The strong anonymity and hard-to-track mechanisms of the dark web provide shelter for illegal activities. The illegal content on the dark web is diverse and frequently updated. Traditional dark web classification uses large-scale web pages for supervised training. However, the difficulty of collecting enough illegal dark web content and the time consumption of manually labeling web pages have become challenges of current research. In this paper, we propose a method that can effectively classify illegal activities on the dark web. Instead of relying on the massive dark web training set, we creatively select laws and regulations related to each type of illegal activities to train the machine learning classifiers and achieve a good classification performance. In the areas of pornography, drugs, weapons, hackers, and counterfeit credit cards, we select relevant legal documents from the United States Code for supervised training and conduct a classification experiment on the illegal content of the real dark web we collected.

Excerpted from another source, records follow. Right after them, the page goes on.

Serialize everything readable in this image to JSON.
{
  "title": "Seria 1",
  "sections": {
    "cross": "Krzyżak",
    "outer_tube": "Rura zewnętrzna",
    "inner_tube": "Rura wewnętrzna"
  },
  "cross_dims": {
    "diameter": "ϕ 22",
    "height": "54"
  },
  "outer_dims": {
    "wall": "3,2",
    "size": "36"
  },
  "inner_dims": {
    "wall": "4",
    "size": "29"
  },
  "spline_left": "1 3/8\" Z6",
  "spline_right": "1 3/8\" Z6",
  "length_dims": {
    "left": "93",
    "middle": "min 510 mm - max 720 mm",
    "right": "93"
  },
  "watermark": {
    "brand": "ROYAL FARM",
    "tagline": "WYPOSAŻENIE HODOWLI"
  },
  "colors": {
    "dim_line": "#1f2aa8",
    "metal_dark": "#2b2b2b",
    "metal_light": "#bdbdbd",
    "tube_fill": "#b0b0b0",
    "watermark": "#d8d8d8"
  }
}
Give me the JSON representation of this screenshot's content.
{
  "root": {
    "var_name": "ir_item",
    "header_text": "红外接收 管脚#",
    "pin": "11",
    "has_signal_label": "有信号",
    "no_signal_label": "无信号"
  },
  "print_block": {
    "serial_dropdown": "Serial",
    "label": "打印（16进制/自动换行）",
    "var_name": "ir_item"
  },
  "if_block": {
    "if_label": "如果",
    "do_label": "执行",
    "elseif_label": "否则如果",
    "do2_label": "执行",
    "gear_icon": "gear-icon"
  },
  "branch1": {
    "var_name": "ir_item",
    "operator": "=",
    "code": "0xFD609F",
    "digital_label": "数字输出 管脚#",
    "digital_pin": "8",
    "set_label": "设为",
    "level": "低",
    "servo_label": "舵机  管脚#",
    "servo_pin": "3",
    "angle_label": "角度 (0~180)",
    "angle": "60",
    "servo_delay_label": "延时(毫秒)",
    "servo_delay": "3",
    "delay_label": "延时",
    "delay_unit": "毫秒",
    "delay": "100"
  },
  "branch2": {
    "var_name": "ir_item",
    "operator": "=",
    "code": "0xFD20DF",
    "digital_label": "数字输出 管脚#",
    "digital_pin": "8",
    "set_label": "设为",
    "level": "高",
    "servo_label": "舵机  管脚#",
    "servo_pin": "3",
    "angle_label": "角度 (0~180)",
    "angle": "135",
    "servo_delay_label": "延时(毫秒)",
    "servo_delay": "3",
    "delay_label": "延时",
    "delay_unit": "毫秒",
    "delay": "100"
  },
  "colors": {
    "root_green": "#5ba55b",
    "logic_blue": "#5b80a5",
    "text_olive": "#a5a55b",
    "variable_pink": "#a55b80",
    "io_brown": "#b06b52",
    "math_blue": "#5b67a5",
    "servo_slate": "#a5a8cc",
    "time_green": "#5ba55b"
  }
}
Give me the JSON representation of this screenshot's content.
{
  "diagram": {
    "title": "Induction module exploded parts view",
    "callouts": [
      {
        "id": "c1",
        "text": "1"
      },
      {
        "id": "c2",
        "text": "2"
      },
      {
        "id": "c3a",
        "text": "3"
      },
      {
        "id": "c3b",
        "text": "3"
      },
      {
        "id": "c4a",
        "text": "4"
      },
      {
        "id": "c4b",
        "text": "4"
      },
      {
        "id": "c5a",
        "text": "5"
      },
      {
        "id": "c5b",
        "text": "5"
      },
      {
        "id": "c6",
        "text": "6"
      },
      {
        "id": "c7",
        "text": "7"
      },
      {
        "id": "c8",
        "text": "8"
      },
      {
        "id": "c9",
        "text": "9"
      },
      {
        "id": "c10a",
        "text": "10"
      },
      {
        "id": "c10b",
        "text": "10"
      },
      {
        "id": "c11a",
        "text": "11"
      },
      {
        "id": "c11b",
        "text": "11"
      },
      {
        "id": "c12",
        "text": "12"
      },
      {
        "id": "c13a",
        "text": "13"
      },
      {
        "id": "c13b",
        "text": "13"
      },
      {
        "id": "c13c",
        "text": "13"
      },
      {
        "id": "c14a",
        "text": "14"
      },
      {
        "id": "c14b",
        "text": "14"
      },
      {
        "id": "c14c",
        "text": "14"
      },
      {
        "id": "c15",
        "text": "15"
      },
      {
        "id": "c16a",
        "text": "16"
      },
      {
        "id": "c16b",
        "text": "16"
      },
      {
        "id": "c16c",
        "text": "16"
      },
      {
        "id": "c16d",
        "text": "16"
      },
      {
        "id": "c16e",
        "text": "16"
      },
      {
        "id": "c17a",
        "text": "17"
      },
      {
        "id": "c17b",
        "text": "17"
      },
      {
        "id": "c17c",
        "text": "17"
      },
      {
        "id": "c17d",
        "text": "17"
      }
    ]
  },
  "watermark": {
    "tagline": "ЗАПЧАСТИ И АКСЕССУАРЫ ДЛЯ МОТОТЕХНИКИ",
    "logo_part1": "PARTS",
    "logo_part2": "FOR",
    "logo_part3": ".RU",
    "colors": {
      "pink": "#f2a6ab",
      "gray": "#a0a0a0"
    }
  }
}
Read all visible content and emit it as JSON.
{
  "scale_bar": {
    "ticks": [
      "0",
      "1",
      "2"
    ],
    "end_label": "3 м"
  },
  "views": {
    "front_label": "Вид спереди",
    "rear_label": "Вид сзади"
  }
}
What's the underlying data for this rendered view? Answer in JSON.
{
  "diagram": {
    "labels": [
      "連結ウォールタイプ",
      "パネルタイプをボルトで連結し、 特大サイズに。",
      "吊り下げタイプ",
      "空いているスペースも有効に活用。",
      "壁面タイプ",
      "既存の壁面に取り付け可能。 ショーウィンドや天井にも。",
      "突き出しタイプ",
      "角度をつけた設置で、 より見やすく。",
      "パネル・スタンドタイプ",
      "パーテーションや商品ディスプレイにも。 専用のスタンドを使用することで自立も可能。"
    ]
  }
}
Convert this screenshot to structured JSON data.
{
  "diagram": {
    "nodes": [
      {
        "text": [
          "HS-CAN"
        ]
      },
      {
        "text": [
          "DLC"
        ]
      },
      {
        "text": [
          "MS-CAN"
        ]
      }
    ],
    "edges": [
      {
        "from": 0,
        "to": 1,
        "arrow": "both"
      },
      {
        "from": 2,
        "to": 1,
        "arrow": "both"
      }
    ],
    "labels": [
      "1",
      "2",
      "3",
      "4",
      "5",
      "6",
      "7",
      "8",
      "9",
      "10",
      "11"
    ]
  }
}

The results show that combined with TF-IDF feature extraction and Naive Bayes classifier, we achieved an accuracy of 0.935 in the experimental environment. Our approach allows researchers and the network law enforcement to check whether their dark web corpus contains such illegal activities based on the relevant laws of the illegal categories they care about in order to detect and monitor potential illegal websites in a timely manner. And because neither a large training set nor the seed keywords provided by experts are needed, this classification method provides another idea for the definition of illegal activities on the dark web. Moreover, it makes sense to help explore and discover new types of illegal activities on the dark web.